L’operazione è scattata alle prime ore di questa mattina a Bari ed in altri comuni della provincia  Foggia, Imperia e a Ceglie Messapica, nel brindisino. La polizia ha arrestato 31 persone responsabili di numerosi reati, fra i quali l’estorsione, il traffico di stupefacenti,  truffa ai danni dell’Inps e sfruttamento della prostituzione.  L’attività investigativa, avviata  nel marzo del 2012, a seguito di un attentato incendiario ai danni di un ristorante di Poggiofranco ha consentito di documentare l’attività criminale di un sodalizio operativo nel comune di Triggiano dedito alle estorsioni ai danni di imprenditori edili. Tra gli arrestati figurano alcuni componenti del clan Anemolo e di Cosimo Zonno.  Quest’ultimo a capo di un gruppo criminale con base operativa nel comune di Toritto.

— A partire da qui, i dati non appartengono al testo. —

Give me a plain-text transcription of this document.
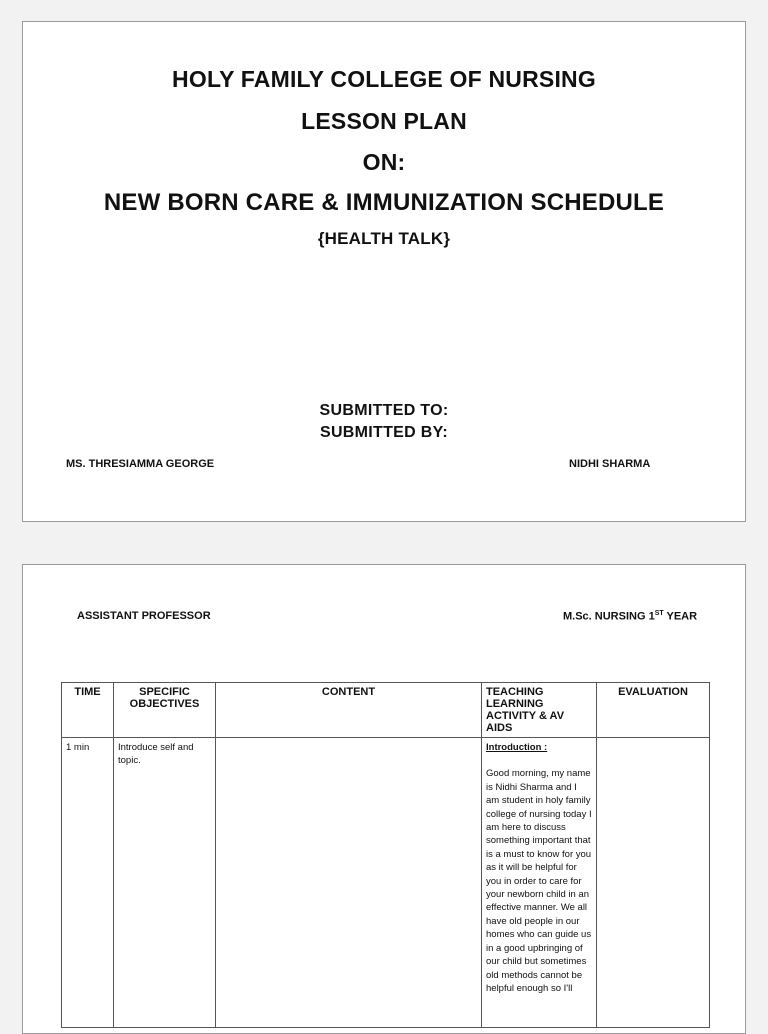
HOLY FAMILY COLLEGE OF NURSING
LESSON PLAN
ON:
NEW BORN CARE & IMMUNIZATION SCHEDULE
{HEALTH TALK}
SUBMITTED TO:
SUBMITTED BY:
MS. THRESIAMMA GEORGE	NIDHI SHARMA
ASSISTANT PROFESSOR	M.Sc. NURSING 1ST YEAR
TIME	SPECIFIC OBJECTIVES	CONTENT	TEACHING LEARNING ACTIVITY & AV AIDS	EVALUATION
1 min	Introduce self and topic.		Introduction :
Good morning, my name is Nidhi Sharma and I am student in holy family college of nursing today I am here to discuss something important that is a must to know for you as it will be helpful for you in order to care for your newborn child in an effective manner. We all have old people in our homes who can guide us in a good upbringing of our child but sometimes old methods cannot be helpful enough so I'll	
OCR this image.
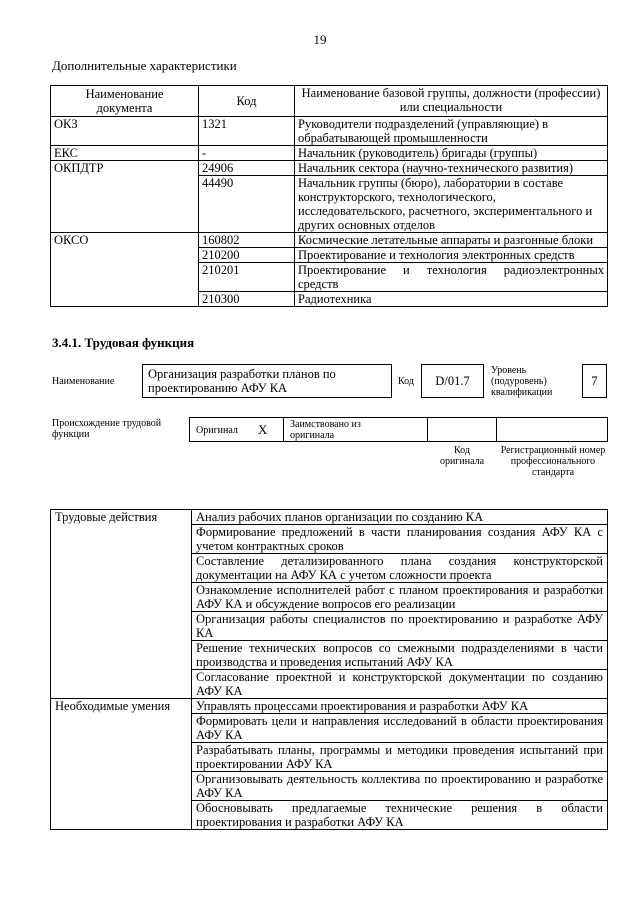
19
Дополнительные характеристики
Наименование документа	Код	Наименование базовой группы, должности (профессии) или специальности
ОКЗ	1321	Руководители подразделений (управляющие) в обрабатывающей промышленности
ЕКС	-	Начальник (руководитель) бригады (группы)
ОКПДТР	24906	Начальник сектора (научно-технического развития)
	44490	Начальник группы (бюро), лаборатории в составе конструкторского, технологического, исследовательского, расчетного, экспериментального и других основных отделов
ОКСО	160802	Космические летательные аппараты и разгонные блоки
	210200	Проектирование и технология электронных средств
	210201	Проектирование и технология радиоэлектронных средств
	210300	Радиотехника
3.4.1. Трудовая функция
Наименование
Организация разработки планов по проектированию АФУ КА	Код	D/01.7
Уровень (подуровень) квалификации
7
Происхождение трудовой функции	Оригинал X Заимствовано из оригинала
Код оригинала
Регистрационный номер профессионального стандарта
Трудовые действия	Анализ рабочих планов организации по созданию КА
	Формирование предложений в части планирования создания АФУ КА с учетом контрактных сроков
	Составление детализированного плана создания конструкторской документации на АФУ КА с учетом сложности проекта
	Ознакомление исполнителей работ с планом проектирования и разработки АФУ КА и обсуждение вопросов его реализации
	Организация работы специалистов по проектированию и разработке АФУ КА
	Решение технических вопросов со смежными подразделениями в части производства и проведения испытаний АФУ КА
	Согласование проектной и конструкторской документации по созданию АФУ КА
Необходимые умения	Управлять процессами проектирования и разработки АФУ КА
	Формировать цели и направления исследований в области проектирования АФУ КА
	Разрабатывать планы, программы и методики проведения испытаний при проектировании АФУ КА
	Организовывать деятельность коллектива по проектированию и разработке АФУ КА
	Обосновывать предлагаемые технические решения в области проектирования и разработки АФУ КА
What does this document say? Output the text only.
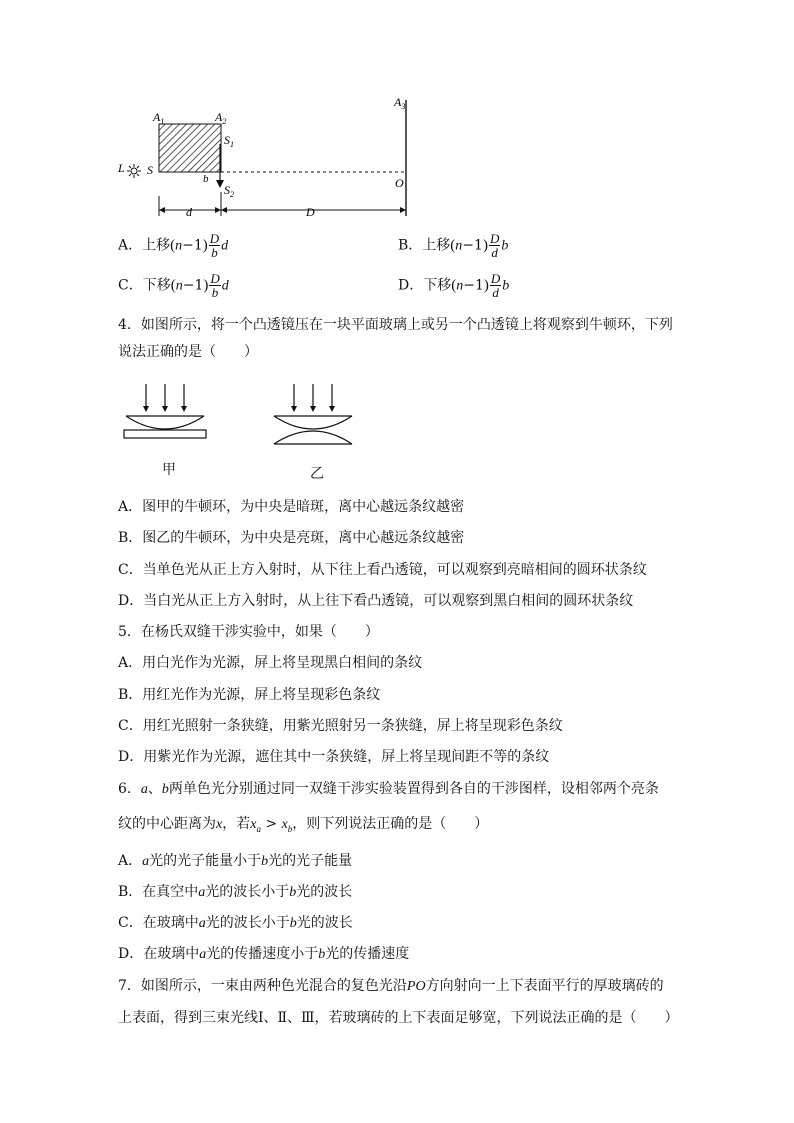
$A_1$	$A_2$
$A_3$
$S_1$
$S_2$
S
L
b	O
d	D
A．上移$(n-1) \frac{D}{b}$ d	B．上移$(n-1) \frac{D}{d}$ b
C．下移$(n-1) \frac{D}{b}$ d	D．下移$(n-1) \frac{D}{d}$ b
4．如图所示，将一个凸透镜压在一块平面玻璃上或另一个凸透镜上将观察到牛顿环，下列
说法正确的是（　　）
甲	乙
A．图甲的牛顿环，为中央是暗斑，离中心越远条纹越密
B．图乙的牛顿环，为中央是亮斑，离中心越远条纹越密
C．当单色光从正上方入射时，从下往上看凸透镜，可以观察到亮暗相间的圆环状条纹
D．当白光从正上方入射时，从上往下看凸透镜，可以观察到黑白相间的圆环状条纹
5．在杨氏双缝干涉实验中，如果（　　）
A．用白光作为光源，屏上将呈现黑白相间的条纹
B．用红光作为光源，屏上将呈现彩色条纹
C．用红光照射一条狭缝，用紫光照射另一条狭缝，屏上将呈现彩色条纹
D．用紫光作为光源，遮住其中一条狭缝，屏上将呈现间距不等的条纹
6．a、b两单色光分别通过同一双缝干涉实验装置得到各自的干涉图样，设相邻两个亮条
纹的中心距离为x，若$x_a > x_b$，则下列说法正确的是（　　）
A．a光的光子能量小于b光的光子能量
B．在真空中a光的波长小于b光的波长
C．在玻璃中a光的波长小于b光的波长
D．在玻璃中a光的传播速度小于b光的传播速度
7．如图所示，一束由两种色光混合的复色光沿PO方向射向一上下表面平行的厚玻璃砖的
上表面，得到三束光线Ⅰ、Ⅱ、Ⅲ，若玻璃砖的上下表面足够宽，下列说法正确的是（　　）
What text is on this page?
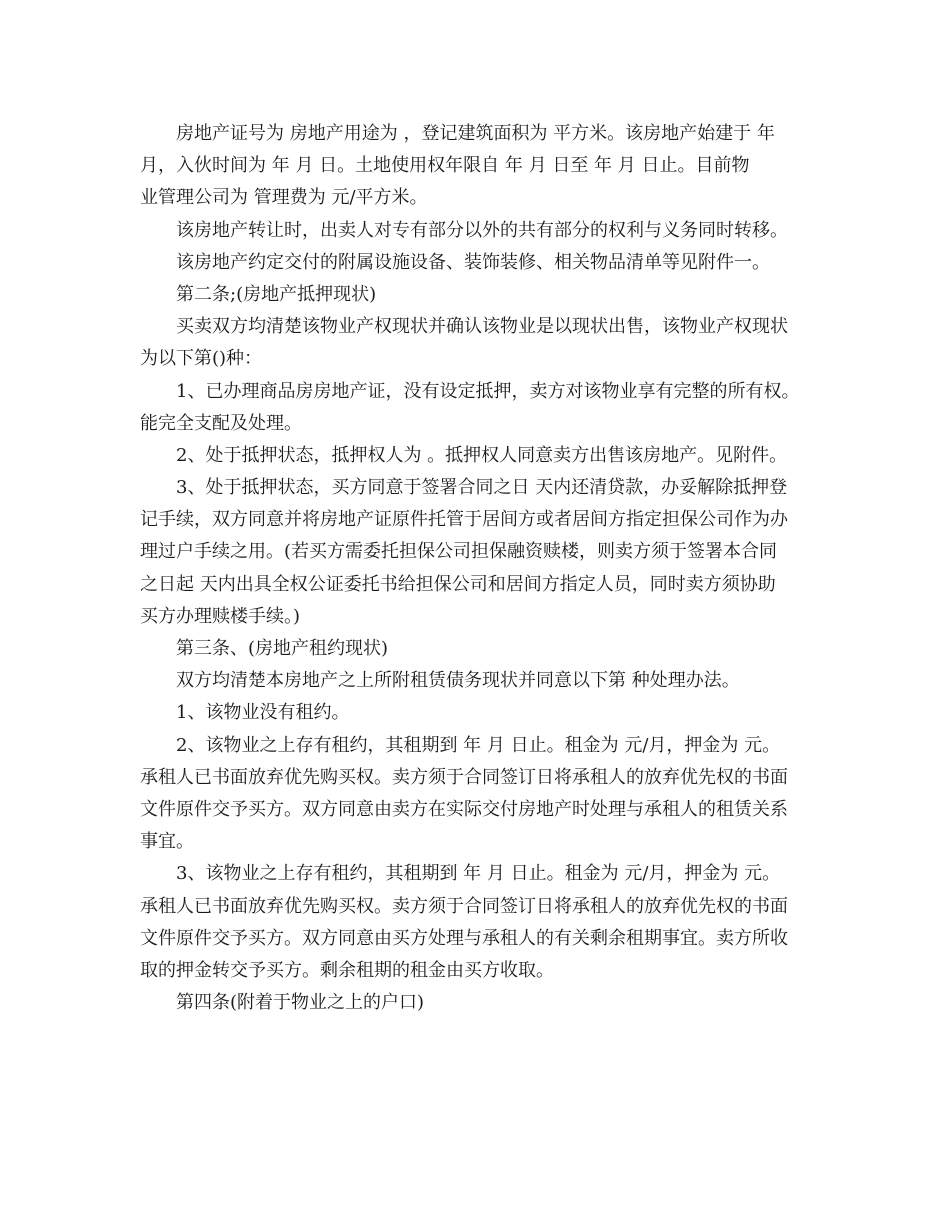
房地产证号为 房地产用途为 ，登记建筑面积为 平方米。该房地产始建于 年
月，入伙时间为 年 月 日。土地使用权年限自 年 月 日至 年 月 日止。目前物
业管理公司为 管理费为 元/平方米。
该房地产转让时，出卖人对专有部分以外的共有部分的权利与义务同时转移。
该房地产约定交付的附属设施设备、装饰装修、相关物品清单等见附件一。
第二条;(房地产抵押现状)
买卖双方均清楚该物业产权现状并确认该物业是以现状出售，该物业产权现状
为以下第()种：
1、已办理商品房房地产证，没有设定抵押，卖方对该物业享有完整的所有权。
能完全支配及处理。
2、处于抵押状态，抵押权人为 。抵押权人同意卖方出售该房地产。见附件。
3、处于抵押状态，买方同意于签署合同之日 天内还清贷款，办妥解除抵押登
记手续，双方同意并将房地产证原件托管于居间方或者居间方指定担保公司作为办
理过户手续之用。(若买方需委托担保公司担保融资赎楼，则卖方须于签署本合同
之日起 天内出具全权公证委托书给担保公司和居间方指定人员，同时卖方须协助
买方办理赎楼手续。)
第三条、(房地产租约现状)
双方均清楚本房地产之上所附租赁债务现状并同意以下第 种处理办法。
1、该物业没有租约。
2、该物业之上存有租约，其租期到 年 月 日止。租金为 元/月，押金为 元。
承租人已书面放弃优先购买权。卖方须于合同签订日将承租人的放弃优先权的书面
文件原件交予买方。双方同意由卖方在实际交付房地产时处理与承租人的租赁关系
事宜。
3、该物业之上存有租约，其租期到 年 月 日止。租金为 元/月，押金为 元。
承租人已书面放弃优先购买权。卖方须于合同签订日将承租人的放弃优先权的书面
文件原件交予买方。双方同意由买方处理与承租人的有关剩余租期事宜。卖方所收
取的押金转交予买方。剩余租期的租金由买方收取。
第四条(附着于物业之上的户口)
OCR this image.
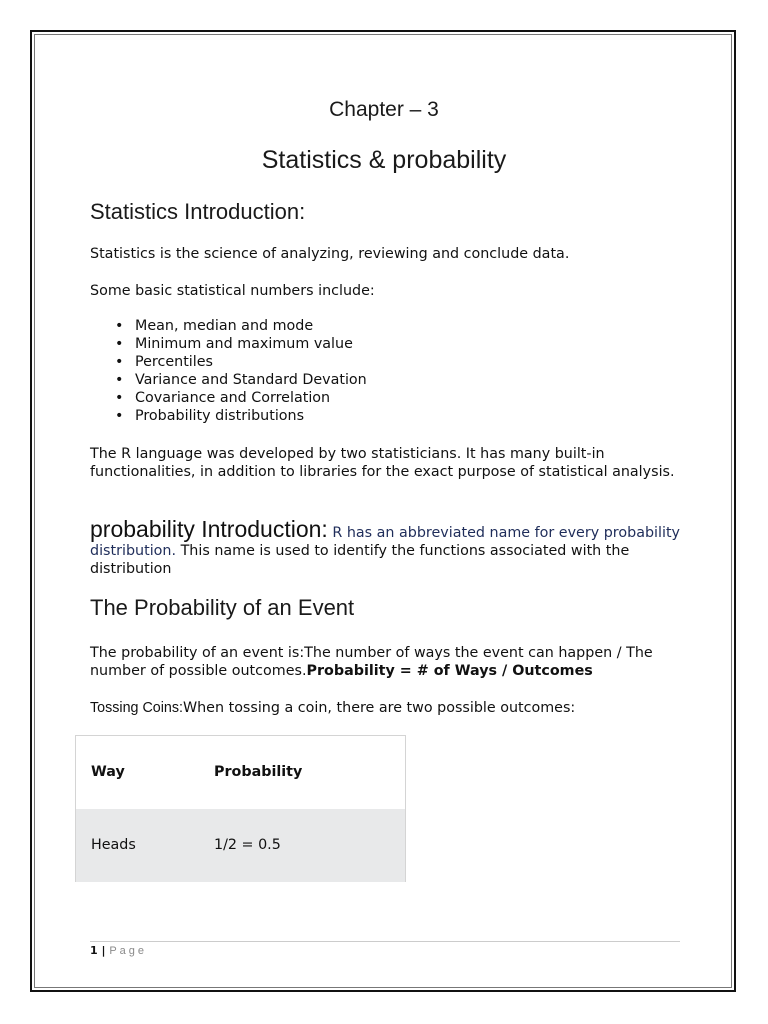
Chapter – 3
Statistics & probability
Statistics Introduction:
Statistics is the science of analyzing, reviewing and conclude data.
Some basic statistical numbers include:
• Mean, median and mode
• Minimum and maximum value
• Percentiles
• Variance and Standard Devation
• Covariance and Correlation
• Probability distributions
The R language was developed by two statisticians. It has many built-in functionalities, in addition to libraries for the exact purpose of statistical analysis.
probability Introduction: R has an abbreviated name for every probability distribution. This name is used to identify the functions associated with the distribution
The Probability of an Event
The probability of an event is:The number of ways the event can happen / The number of possible outcomes.Probability = # of Ways / Outcomes
Tossing Coins:When tossing a coin, there are two possible outcomes:
Way	Probability
Heads	1/2 = 0.5
1 | Page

E’ stata, quindi, accertata l’esistenza di un’associazione finalizzata al traffico ed alla commercializzazione di sostanze stupefacenti.  Il gruppo si riforniva di droga da soggetti riconducibili al clan “Palermiti” operante al quartiere Japigia di Bari e da cittadini albanesi, rivendendola, successivamente, a trafficanti attivi nella provincia di Bari, nonché provenienti dalla provincia di Foggia, dalla Basilicata e dalla Calabria. E’ stata accertata, altresì, l’esistenza di un associazione per delinquere finalizzata allo sfruttamento e al favoreggiamento della prostituzione gestito da cittadini rumeni. Infine è stato possibile ricostruire una vera e propria truffa ai danni dell’INPS a fronte di false patologie, tali da incidere anche sul regime cautelare di uno degli indagati.